A WOMAN who fraudulently claimed more than £114,000 in benefits over a decade has been sent to prison for 15 months.

Jeanette Hart claimed Income Support, Housing and Council Tax Benefit after failing to declare she had a bank account containing £80,000.

When questioned by investigators she claimed the money belonged to a friend, Nevil Chan, and it was just resting in her account.

They both told investigators from the Department for Work and Pensions and Chiltern District Council Chan had loaned Hart the money, before she repaid him with the profits of selling her house.

A solicitor's letter relating to the sale of Hart's home in Harrow given to the council to support Hart's benefit claims turned out to be false - with a supposed mortgage of £194,977 not existing.

When single parent Hart moved to Cokes Lane, Chalfont St Giles, in July 2006 she gave Chiltern District Council a financial statement document claiming that after selling her previous home she had less than £10,000 in her bank account.

Further investigations revealed a separate account containing £80,000 - meaning Hart was not entitled to any of the benefits she had been claiming since 2002.

She was found guilty of eight counts of fraud after claiming five different types of benefit she was not entitled to over a ten year period.

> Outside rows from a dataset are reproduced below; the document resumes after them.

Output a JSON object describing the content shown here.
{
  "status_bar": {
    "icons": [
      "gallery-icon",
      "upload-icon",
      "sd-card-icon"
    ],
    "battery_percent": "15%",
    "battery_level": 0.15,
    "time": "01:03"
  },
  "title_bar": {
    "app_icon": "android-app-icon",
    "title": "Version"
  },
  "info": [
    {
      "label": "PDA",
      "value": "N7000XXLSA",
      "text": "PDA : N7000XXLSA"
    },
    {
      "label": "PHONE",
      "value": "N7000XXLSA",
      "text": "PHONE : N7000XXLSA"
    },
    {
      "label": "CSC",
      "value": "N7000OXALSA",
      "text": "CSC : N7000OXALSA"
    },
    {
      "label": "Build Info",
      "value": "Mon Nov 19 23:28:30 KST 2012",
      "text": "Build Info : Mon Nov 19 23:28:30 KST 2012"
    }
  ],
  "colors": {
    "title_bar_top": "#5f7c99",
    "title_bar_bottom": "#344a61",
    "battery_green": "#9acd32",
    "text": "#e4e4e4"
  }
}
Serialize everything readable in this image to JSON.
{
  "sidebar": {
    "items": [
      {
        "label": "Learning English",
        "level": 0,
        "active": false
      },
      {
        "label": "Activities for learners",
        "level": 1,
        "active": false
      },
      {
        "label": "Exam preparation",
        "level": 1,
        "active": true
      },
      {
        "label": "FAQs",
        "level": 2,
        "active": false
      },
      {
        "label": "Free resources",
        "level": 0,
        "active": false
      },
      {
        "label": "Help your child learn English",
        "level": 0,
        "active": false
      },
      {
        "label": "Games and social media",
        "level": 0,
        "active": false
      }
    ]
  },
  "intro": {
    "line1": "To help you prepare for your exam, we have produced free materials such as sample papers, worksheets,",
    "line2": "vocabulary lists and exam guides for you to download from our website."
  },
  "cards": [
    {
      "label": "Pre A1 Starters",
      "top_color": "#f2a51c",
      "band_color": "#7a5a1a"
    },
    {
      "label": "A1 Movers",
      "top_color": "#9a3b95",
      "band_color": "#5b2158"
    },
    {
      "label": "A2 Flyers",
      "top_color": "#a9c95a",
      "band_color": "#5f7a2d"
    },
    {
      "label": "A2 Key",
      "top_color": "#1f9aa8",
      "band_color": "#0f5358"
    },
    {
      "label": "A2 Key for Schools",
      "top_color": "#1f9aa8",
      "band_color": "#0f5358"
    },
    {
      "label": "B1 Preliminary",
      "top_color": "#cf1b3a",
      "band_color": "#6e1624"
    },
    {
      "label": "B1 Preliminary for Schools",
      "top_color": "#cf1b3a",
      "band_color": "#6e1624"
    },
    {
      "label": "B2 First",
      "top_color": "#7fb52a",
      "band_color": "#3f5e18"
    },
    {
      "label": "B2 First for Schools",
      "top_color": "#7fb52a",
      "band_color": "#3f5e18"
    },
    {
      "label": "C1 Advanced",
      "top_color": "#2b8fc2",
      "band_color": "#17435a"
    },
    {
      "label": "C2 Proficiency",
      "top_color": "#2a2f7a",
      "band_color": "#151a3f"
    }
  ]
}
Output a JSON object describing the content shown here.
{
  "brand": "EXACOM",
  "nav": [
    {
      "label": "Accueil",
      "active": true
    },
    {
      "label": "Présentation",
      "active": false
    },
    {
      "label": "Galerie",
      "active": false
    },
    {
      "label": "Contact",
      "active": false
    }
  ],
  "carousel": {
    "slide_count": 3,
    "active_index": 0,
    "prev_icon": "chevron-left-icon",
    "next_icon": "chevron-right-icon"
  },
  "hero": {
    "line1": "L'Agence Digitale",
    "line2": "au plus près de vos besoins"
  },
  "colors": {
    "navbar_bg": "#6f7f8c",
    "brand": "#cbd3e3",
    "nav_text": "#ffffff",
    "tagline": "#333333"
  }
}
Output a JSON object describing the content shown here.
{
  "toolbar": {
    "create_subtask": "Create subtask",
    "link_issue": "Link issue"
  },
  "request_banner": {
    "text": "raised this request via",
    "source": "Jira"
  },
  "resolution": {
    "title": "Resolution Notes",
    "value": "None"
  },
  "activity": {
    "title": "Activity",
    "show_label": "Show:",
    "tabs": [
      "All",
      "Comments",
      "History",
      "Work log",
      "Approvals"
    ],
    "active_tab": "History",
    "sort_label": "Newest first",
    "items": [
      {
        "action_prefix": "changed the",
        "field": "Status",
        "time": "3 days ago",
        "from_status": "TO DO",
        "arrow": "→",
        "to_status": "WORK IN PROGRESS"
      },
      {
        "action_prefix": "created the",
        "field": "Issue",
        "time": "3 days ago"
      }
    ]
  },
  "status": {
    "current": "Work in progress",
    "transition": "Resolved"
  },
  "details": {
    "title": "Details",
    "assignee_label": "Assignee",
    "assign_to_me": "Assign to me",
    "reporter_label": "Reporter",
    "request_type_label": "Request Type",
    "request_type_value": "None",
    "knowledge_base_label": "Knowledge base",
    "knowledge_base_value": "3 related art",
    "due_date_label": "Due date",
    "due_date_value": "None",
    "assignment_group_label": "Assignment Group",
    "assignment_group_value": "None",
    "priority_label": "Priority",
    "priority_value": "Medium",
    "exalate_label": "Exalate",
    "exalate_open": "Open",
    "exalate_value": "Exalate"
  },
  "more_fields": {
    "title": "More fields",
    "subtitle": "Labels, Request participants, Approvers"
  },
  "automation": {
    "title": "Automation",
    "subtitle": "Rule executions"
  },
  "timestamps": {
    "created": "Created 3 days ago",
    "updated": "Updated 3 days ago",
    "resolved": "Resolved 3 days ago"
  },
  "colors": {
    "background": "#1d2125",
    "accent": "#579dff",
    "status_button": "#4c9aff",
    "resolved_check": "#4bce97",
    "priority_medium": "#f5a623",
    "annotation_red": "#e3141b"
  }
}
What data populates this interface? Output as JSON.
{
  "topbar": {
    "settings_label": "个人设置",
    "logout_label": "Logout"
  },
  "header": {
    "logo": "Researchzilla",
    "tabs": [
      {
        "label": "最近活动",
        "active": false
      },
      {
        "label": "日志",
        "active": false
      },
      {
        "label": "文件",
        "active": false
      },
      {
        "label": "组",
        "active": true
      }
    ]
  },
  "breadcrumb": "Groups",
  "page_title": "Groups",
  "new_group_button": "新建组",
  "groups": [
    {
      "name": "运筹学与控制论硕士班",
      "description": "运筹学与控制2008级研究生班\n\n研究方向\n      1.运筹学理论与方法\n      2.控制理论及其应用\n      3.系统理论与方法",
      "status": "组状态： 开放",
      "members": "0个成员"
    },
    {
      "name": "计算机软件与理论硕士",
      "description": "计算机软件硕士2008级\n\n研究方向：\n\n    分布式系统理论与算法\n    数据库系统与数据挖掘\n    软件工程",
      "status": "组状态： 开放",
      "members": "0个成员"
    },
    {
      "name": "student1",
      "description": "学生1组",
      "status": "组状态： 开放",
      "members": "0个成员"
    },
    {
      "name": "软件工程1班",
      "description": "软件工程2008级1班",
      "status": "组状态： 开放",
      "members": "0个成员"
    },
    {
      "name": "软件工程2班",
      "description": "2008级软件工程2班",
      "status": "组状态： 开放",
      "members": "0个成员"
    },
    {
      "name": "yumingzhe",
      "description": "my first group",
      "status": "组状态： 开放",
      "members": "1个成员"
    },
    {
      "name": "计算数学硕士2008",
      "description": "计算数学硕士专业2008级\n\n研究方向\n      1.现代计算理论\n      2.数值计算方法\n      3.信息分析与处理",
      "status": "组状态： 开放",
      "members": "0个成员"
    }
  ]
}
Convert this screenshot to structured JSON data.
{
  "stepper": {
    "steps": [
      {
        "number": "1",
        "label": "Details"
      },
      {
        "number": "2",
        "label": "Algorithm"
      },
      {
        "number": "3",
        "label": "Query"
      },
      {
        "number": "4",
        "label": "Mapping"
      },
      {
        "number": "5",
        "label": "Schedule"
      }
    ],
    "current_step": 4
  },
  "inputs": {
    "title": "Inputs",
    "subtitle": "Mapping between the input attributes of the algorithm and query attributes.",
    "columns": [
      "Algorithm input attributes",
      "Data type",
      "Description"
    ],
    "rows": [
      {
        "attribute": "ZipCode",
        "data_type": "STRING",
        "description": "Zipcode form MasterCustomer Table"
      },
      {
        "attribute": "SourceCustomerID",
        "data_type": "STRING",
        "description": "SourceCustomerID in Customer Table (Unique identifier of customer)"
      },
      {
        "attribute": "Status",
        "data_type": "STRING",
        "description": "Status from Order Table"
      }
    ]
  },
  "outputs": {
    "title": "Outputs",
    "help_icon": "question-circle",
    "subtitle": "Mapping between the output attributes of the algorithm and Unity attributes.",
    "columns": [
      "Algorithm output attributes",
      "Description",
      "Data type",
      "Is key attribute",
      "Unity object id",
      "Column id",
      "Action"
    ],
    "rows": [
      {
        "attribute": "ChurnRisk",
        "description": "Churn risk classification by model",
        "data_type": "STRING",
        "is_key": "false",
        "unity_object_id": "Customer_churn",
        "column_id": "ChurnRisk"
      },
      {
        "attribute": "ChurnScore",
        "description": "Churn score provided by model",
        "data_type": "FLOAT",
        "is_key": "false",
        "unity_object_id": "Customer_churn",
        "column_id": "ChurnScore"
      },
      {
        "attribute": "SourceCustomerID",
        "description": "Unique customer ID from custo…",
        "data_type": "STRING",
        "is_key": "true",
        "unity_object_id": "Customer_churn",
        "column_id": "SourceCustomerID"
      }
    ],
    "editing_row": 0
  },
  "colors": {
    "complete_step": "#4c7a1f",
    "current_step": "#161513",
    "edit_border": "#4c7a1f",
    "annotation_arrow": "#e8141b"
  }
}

Hart was jailed for 15 months by an Amersham Crown Court judge on June 25.

Chan, of Byron Hill, Harrow pleaded guilty to two charges of aiding and abetting a fraud and of producing a false document - the altered solicitor's letter. He was was sent to prison for six months.

Inquiries by DWP and Chiltern District Council investigators established a mortgage settlement document had been altered to appear Hart had made little profit from the sale. It was also established the solicitors had been instructed to pay the sum of £194,977 to Chan’s family, with an examination of bank statements showing the same sum was transferred a matter of days later into an account in Hart's name.

Investigators also found Hart received an inheritance of £60,000 in 2001 that she had failed to declared. She claimed that the inheritance was her daughter’s money, but used by her to support her daughter.

A total of £30,000 in fraudulently claimed Housing and Council Tax Benefits has been recovered by the council through a separate civil action.